All the same, he never showed, at least not when I wanted him to.

Only coming around during odd times actually.

Like bird watching with the goal of witnessing a bald eagle land in front of you.

It’s never going to happen, but if you did see one, it wouldn’t be on your terms. Notably, he was there after I woke up in the hospital.

My father never spoke ill of his brother, in fact, he would retell tame versions of the no good they would get into, back in their day.

One time, I remember them arguing… it was late at night.

They were downstairs and I was supposed to be in bed.

It wasn’t too long after my accident, but I was able to put my own hearing aids in after a lot of practice.

I crept down the stairs and stood quietly just outside the parlor door.

I even held my breath so I could listen better.

Uncle Nicholas was yelling about something not being fair.

I just chalked it up to being something about grown-up stuff; real estate, money, or work.

Now I know it probably had something to do with the family business, the Mafia to be exact.

Moses on a motorboat, my daddy is a full-fledged Tony Soprano!

Andrea carries over my cold mug of inspiration and sets it down before me. She must have noticed me staring blankly at the wall for quite some time, while drowning in my own thoughts.

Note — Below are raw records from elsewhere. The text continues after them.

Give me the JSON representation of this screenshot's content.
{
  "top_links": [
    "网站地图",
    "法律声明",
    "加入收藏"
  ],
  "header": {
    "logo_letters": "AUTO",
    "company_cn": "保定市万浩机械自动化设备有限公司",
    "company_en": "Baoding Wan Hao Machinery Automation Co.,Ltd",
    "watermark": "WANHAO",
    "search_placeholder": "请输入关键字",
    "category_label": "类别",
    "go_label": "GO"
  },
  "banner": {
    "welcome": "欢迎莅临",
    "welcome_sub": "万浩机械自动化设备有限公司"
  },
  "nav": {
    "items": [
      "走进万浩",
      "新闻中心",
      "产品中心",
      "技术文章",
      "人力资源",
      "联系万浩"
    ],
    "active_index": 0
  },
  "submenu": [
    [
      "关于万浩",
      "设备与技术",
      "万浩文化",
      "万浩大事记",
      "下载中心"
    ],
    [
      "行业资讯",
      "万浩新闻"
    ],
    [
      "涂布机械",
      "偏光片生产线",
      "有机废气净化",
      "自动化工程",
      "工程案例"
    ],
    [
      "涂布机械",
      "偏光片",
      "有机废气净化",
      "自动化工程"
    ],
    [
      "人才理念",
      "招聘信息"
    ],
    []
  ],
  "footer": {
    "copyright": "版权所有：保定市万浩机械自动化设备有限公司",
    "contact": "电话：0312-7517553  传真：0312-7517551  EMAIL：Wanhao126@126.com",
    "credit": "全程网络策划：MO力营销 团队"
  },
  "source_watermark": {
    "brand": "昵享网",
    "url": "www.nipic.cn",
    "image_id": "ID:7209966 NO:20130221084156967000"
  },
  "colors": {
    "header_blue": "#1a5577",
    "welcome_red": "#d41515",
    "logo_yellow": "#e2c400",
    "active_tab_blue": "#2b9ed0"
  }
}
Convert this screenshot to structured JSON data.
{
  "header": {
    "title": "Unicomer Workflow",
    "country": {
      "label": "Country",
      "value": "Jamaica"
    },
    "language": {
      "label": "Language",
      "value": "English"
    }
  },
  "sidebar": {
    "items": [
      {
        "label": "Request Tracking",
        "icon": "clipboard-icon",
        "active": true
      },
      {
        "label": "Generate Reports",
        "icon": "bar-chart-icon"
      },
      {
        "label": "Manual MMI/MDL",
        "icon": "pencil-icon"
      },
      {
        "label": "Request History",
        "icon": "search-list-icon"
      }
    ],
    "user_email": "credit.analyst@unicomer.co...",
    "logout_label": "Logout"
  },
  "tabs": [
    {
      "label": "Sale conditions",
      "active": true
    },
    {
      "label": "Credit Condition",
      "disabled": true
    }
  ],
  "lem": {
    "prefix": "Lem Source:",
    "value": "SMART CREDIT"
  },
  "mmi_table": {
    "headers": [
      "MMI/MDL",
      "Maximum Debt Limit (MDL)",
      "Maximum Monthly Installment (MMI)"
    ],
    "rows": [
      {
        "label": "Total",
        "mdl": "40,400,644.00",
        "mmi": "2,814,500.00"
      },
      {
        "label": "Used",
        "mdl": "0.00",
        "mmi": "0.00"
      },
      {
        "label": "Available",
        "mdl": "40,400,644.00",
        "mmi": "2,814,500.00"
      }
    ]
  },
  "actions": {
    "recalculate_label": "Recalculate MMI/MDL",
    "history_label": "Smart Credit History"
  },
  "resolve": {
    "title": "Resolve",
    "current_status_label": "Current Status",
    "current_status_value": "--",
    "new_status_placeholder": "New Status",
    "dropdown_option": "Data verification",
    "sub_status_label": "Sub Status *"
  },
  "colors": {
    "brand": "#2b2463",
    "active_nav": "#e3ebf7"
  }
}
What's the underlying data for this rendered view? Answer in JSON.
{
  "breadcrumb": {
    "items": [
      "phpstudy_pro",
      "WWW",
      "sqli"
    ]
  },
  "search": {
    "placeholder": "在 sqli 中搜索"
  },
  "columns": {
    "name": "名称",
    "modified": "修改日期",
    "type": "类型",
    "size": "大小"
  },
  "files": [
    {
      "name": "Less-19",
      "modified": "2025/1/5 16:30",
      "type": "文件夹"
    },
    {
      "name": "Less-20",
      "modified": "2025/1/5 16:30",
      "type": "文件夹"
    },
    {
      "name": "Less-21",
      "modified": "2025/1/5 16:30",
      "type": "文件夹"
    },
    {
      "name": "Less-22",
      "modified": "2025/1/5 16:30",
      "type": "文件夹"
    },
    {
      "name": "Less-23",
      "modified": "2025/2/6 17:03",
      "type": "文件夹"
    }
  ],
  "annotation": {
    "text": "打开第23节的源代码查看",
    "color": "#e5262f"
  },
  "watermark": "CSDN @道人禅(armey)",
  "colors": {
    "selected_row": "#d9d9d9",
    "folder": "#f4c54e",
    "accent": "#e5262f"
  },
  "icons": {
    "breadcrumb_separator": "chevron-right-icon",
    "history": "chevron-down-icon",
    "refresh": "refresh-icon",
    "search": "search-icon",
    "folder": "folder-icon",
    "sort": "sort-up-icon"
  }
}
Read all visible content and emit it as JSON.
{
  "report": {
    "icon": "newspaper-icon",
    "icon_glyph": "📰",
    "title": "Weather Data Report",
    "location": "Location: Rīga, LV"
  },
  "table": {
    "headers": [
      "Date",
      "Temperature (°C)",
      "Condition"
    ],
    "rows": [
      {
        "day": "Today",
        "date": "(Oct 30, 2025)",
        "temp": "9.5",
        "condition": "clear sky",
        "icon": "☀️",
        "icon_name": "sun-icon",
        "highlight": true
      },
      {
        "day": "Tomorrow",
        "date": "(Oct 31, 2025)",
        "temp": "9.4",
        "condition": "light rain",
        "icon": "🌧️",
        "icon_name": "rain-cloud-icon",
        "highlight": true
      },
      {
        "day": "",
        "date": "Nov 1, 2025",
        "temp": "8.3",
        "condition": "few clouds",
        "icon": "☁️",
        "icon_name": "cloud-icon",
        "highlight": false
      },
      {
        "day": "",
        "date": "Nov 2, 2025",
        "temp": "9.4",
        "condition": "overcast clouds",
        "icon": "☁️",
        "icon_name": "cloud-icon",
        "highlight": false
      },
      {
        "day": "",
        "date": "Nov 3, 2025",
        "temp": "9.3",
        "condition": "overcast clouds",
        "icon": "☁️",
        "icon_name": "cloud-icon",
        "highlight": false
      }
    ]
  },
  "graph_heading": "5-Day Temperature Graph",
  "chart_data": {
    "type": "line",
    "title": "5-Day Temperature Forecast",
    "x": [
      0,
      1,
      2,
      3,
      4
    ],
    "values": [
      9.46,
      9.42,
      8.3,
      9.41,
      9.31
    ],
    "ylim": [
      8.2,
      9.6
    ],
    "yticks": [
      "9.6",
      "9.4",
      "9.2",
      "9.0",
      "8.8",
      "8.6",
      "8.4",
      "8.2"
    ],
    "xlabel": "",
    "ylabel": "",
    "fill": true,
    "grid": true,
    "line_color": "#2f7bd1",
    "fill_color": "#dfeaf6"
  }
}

I sip from its disappointing contents, ahead of setting down the drink and rubbing at my temples.

“Okay!” I finally proclaim.

Andrea puts a hand to her chest in response to my sudden outburst.

“Sorry…” I force a smile, understanding that she too must be on edge. “But why would my uncle be lying?”

She sits next to me, with her third cup of jet fuel since I emerged this morning. How is she not jittery as hell? “That’s what I’ve been trying to figure out,” she reveals. Continuing with the theme of deception, I see.

Apparently, we’re both veering around the question…

about how she knows so much. I lean back playing along, while remaining transfixed on the whiteboard.

Andrea replicating my motions. I so wish Theo was here.

He loved this shit. Figuring out things way before it should be humanly possible.

Playing the game Clue with him was the worst!

I stand to study the board closer. The names we have displayed and how all the lines in the middle connect. The papers off to the side with “My start date at the Black Sheep” correlating to “Brodi’s disappearance” on one and “Officer Kent,” “Creepy Craig,” and my “uncle” on the other.